Good example:)
Can we define a gluon.dataset like below for putting negative sampling inside train iter instead of calling this function per iteration? I think this may be helpful for simplifying the training progress and reducing memory usage especially dealing with larger dataset like movielens 20 million and other.
def __getitem__(self, idx):
if idx % (self.nb_neg + 1) == 0:
idx = idx // (self.nb_neg + 1)
return self.data[idx][0], self.data[idx][1], np.ones(1, dtype=np.float32).item()
else:
idx = idx // (self.nb_neg + 1)
u = self.data[idx][0]
j = mx.random.randint(0, self.nb_items).asnumpy().item()
while (u, j) in self.mat:
j = mx.random.randint(0, self.nb_items).asnumpy().item()
return u, j, np.zeros(1, dtype=np.float32).item()
Thank you very much for providing the code, I will give it a test ! If it helps, we will revise it.
thank you so much. i will try
Hi, I think the ‘num_users’ in evaluate_ranking function should be ‘num_items’.
def evaluate_ranking(net, test_input, seq, candidates, num_users, num_items,
ctx):
ranked_list, ranked_items, hit_rate, auc = {}, {}, [], []

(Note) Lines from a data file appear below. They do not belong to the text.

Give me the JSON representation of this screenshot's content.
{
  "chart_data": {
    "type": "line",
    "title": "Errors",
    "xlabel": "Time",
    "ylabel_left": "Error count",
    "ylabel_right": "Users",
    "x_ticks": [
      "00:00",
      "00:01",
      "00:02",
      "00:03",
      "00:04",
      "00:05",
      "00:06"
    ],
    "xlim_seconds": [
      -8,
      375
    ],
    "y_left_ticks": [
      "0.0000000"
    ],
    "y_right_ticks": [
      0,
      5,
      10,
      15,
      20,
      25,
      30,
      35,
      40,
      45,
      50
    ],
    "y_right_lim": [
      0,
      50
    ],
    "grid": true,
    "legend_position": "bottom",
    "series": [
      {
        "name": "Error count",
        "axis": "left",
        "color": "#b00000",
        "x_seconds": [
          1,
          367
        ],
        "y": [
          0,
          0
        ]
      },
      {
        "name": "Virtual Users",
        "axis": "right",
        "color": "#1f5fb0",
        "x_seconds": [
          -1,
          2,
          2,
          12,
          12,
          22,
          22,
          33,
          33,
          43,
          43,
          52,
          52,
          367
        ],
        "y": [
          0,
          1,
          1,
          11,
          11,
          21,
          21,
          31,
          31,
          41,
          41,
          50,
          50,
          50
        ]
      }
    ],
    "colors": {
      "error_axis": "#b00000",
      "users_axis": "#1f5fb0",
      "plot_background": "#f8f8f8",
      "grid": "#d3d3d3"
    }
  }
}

# all_items = set([i for i in range(num_users)])
all_items = set([i for i in range(num_items)])
You have a typo - eastimating should be estimating. Your typo did however make me hungry
Have a question for “negative sampling”. the book says
samples negative items randomly for each user from the candidate set of that user.
But the code says otherwise: all negative samples are drawn from exactly NOT from that candidate set:
list(self.all - set(self.cand[int(self.users[idx])]))
And all the formula for computing AUC is using I\S_u
to exclude the candidate set.
How can I make sense of it?
Agreed.
According to
- the definition of function load_data_ml100k
- this line
users_train, items_train, ratings_train, candidates = d2l.load_data_ml100k(train_data, num_users, num_items, feedback="implicit")
candidates should be the list of items users have interacted with.
Hi, Thanks for sharing the detailed information. Can you provide us with an example or how to do prediction once you built this model. May be we can use the movielens itself. It would mean a lot or just guide me to the some reference.
Thanks in advance